Inside, with everything inverted, doing anything was surprisingly difficult. She entered the kitchen, which was on the wrong side of the hallway, once she had sorted the hot tap from the cold had a drink of water. The biscuit tin, with its reversed writing and wrong-handed screw top proved a struggle, and yielded a digestive biscuit that tasted so strange that she discarded it and spat out the first bite. This would not do. This had got really worrying. An inverted house she could find a way of living in, but if inverted food was inedible, she was in real trouble. A solution was needed – and maybe there was one worth trying, even if as implausible as the preceding events.

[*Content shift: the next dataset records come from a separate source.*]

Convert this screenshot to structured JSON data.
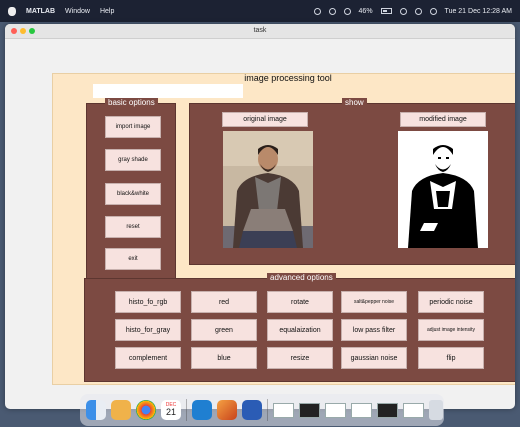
{
  "menubar": {
    "app": "MATLAB",
    "items": [
      "Window",
      "Help"
    ],
    "battery": "46%",
    "datetime": "Tue 21 Dec  12:28 AM"
  },
  "window": {
    "title": "task"
  },
  "app": {
    "title": "image processing tool",
    "basic_options": {
      "title": "basic options",
      "buttons": [
        "import image",
        "gray shade",
        "black&white",
        "reset",
        "exit"
      ]
    },
    "show": {
      "title": "show",
      "original_label": "original image",
      "modified_label": "modified image"
    },
    "advanced_options": {
      "title": "advanced options",
      "rows": [
        [
          "histo_fo_rgb",
          "red",
          "rotate",
          "salt&pepper noise",
          "periodic noise"
        ],
        [
          "histo_for_gray",
          "green",
          "equalaization",
          "low pass filter",
          "adjust image intensity"
        ],
        [
          "complement",
          "blue",
          "resize",
          "gaussian noise",
          "flip"
        ]
      ]
    }
  },
  "dock": {
    "calendar_month": "DEC",
    "calendar_day": "21"
  },
  "colors": {
    "panel_bg": "#fde7c6",
    "group_bg": "#7c4a42",
    "button_bg": "#f7e2df",
    "window_bg": "#f1f1f1"
  }
}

Back out she went. Turned left as usual then remembered and turned right, then left into the bridleway. Past Dun-Roamin, its name normal and legible, was that to be expected? Past the tiny chapel, also apparently in its right mind. As she approached Dun-Roamin a second time the fox was again pointing in the wrong direction. Whoops! Turning smartly round she found herself shortly approaching the road. Joy! Her house was to the left of her, the rose to the right of the porch as it should be. Re-entering it she found that all was well, its proper chirality restored. Even the remainder of that biscuit tasted delicious. Soup time, extra lashings of butter on the bread.

Somehow, she did not walk that route again for ages, even though it had been a favourite due to its nearness and pleasantness. Fortunately, she had a large repertoire of alternative walks. It was on one of these that she came upon the slightly forbidding chapel, restored to its former location. This encouraged her to try again, with due caution and a preparedness to beat a rapid retreat at any sign of geometric distortion. Satisfyingly, all was well and it resumed its place as her favourite short stroll.

It seems that hypothetical hyper-spatial distortions caused by thunderstorms may be transient?

She never quite worked out the details of what had happened. This could be because the events were not fully consistent even with the weird logic behind them.